I’m gonna list a few tips and tricks that I’ve come across to get that report up to snuff. I bet that an A+ report would look swanky to any future employer, especially if you’re interested in media.
Description Expansion. As we all know, the basis for any essay is an introduction paragraph, three bodies, and a conclusion. That can be a lot of writing, but only end up being a page or two when the professor wants six. Therefore, try to engage in description as much as possible. Take the following paragraph for example:
There was a white house on the hill. Three children walked up to the house. The old man who lived there leaned out of the window. He shouted, “Get off my property!” The children got scared and ran away.
This paragraph could be the description of a story, written in your own words. It describes the situation in a fair and comprehensive way, but it could be much, much longer. Let’s try this again, this time using some description to plump it out a bit:
Sat upon the crest of a bleak hill, the hulk of a house stood a bleak white against the overcast skies. A trio of youngsters gazed up at the alabaster building as they ascended the pathway, their eyes filled with trepidation and excitement of the unknown before them. Suddenly, a dark window flew open, shutters clattering against the snowy siding like a rumble of thunder. A grizzled old man leaned out of the portal, shaking his fist in apoplectic rage, spittle flying from his lips as he cursed the small intruders, his words of disgust dashing upon their tender ears with the sharpness of blades. Frightened, the children spilled from the property in sheer panic, sprinting back to the safety of their homes.
As you can see, though not much has changed, by adding a few descriptions to what you already have, you can take a short paragraph and turn it into a proper, professional paragraph with relative ease. And make sure not to repeat the same adjectives in the same paragraph, as it gets repetitive quickly.

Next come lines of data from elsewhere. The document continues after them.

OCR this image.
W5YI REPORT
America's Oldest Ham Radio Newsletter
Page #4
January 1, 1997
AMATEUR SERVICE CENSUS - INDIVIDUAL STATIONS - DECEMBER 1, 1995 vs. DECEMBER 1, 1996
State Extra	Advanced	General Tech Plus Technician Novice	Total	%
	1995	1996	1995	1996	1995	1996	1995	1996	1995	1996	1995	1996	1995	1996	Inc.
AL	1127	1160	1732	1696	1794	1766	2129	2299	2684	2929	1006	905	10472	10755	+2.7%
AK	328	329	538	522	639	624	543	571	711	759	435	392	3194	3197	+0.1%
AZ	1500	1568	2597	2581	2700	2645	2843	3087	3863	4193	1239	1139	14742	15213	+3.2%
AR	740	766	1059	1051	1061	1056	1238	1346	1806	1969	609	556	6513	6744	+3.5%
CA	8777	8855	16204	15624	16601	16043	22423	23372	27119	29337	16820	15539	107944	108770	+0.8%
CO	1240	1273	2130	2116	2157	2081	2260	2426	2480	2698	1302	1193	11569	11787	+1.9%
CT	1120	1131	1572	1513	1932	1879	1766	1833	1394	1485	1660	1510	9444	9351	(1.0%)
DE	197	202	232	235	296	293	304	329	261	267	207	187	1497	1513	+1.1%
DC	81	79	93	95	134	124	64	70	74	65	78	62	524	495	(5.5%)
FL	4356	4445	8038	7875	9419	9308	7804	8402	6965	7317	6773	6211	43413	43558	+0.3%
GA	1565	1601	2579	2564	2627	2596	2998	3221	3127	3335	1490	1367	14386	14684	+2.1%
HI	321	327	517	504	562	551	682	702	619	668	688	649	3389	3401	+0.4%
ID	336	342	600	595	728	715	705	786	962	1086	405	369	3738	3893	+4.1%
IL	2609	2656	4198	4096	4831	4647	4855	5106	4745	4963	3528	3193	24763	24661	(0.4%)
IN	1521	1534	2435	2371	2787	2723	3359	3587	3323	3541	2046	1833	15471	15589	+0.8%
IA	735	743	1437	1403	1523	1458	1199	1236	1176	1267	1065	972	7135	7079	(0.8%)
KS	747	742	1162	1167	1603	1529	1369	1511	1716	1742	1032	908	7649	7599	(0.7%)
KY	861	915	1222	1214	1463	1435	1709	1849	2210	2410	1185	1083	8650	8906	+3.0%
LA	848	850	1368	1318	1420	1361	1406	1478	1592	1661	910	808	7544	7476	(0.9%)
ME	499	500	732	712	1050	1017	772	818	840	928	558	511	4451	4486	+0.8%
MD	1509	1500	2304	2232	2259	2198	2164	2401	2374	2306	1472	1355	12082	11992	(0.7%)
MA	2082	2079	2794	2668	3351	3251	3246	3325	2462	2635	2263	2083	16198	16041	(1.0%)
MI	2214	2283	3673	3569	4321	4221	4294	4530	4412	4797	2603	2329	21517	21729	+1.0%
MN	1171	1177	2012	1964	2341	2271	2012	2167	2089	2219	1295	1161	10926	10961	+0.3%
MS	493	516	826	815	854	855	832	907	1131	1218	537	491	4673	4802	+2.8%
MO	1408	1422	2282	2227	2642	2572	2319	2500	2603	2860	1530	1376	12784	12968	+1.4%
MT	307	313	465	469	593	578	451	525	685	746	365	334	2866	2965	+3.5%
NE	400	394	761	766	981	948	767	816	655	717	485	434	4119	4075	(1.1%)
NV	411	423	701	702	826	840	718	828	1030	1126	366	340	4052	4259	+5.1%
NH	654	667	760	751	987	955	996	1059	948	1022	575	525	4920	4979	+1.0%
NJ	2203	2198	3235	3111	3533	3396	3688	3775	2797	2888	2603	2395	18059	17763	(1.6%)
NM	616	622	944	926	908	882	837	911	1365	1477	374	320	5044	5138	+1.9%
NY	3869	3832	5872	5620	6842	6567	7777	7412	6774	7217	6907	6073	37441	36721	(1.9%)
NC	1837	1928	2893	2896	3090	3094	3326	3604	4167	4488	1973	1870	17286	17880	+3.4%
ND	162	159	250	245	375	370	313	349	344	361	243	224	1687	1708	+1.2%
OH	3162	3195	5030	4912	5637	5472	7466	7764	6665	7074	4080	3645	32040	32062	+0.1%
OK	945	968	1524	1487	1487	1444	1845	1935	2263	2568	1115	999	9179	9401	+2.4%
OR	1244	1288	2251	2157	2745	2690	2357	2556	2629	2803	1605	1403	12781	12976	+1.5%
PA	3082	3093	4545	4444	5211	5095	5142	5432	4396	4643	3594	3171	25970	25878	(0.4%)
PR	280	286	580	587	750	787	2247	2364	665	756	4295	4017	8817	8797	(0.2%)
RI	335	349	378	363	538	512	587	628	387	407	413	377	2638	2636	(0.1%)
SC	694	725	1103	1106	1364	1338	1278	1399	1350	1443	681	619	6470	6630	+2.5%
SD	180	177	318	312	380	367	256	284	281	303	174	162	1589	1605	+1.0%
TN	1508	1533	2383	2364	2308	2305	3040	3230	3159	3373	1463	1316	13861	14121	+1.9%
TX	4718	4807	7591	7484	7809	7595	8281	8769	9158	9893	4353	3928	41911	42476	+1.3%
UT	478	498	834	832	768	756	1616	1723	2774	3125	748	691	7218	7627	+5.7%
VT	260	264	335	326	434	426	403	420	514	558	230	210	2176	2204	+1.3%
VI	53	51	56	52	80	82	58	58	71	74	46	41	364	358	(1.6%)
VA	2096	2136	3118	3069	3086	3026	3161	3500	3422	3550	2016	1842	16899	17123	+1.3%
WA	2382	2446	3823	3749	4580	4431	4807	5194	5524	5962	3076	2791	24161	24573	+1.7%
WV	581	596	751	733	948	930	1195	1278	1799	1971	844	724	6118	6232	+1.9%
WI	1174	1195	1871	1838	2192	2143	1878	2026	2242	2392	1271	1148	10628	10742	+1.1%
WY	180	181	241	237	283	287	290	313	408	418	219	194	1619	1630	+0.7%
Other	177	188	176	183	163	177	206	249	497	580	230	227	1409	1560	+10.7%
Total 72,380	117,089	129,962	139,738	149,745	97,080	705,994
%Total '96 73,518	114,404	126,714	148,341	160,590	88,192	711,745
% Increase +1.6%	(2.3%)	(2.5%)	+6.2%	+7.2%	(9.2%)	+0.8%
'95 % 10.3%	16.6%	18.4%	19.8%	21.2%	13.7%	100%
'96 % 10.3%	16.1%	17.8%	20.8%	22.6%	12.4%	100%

Professional Keywords. As you write your different essays and reports, you begin to pick up on the various keywords that professors like to see. As a tip, you don’t need to know how to write the perfect essay, all you need to know is how to make it look like you do. Here are a few choice words that are guaranteed to catch the eye:
- Adjectives ending in -ly Thusly, firstly, suddenly.
- Capitalized Proper Nouns Nothing looks less professional than a lowercase name.
- Oxford Comma That’s the extra comma before the last item in a list.
Format Last. Most professors want a double-spaced document, Times New Roman size 14. This allows them to make corrections and edits more easily, but at the same time, I personally feel that it stifles your creativity. Therefore, my suggestion is not to format the essay until after you’ve finished writing it. It’s a small difference, but you tend to feel like you’ve written a lot when you haven’t actually written much at all. If you write single-spaced, and type up two pages, that ends up being a nice four page document when you format it.
Experiment a bit, see what works for you. Give your report to someone else and have them read a bit, to make sure that it flows well and feels interesting. And don’t forget to practice, practice, practice!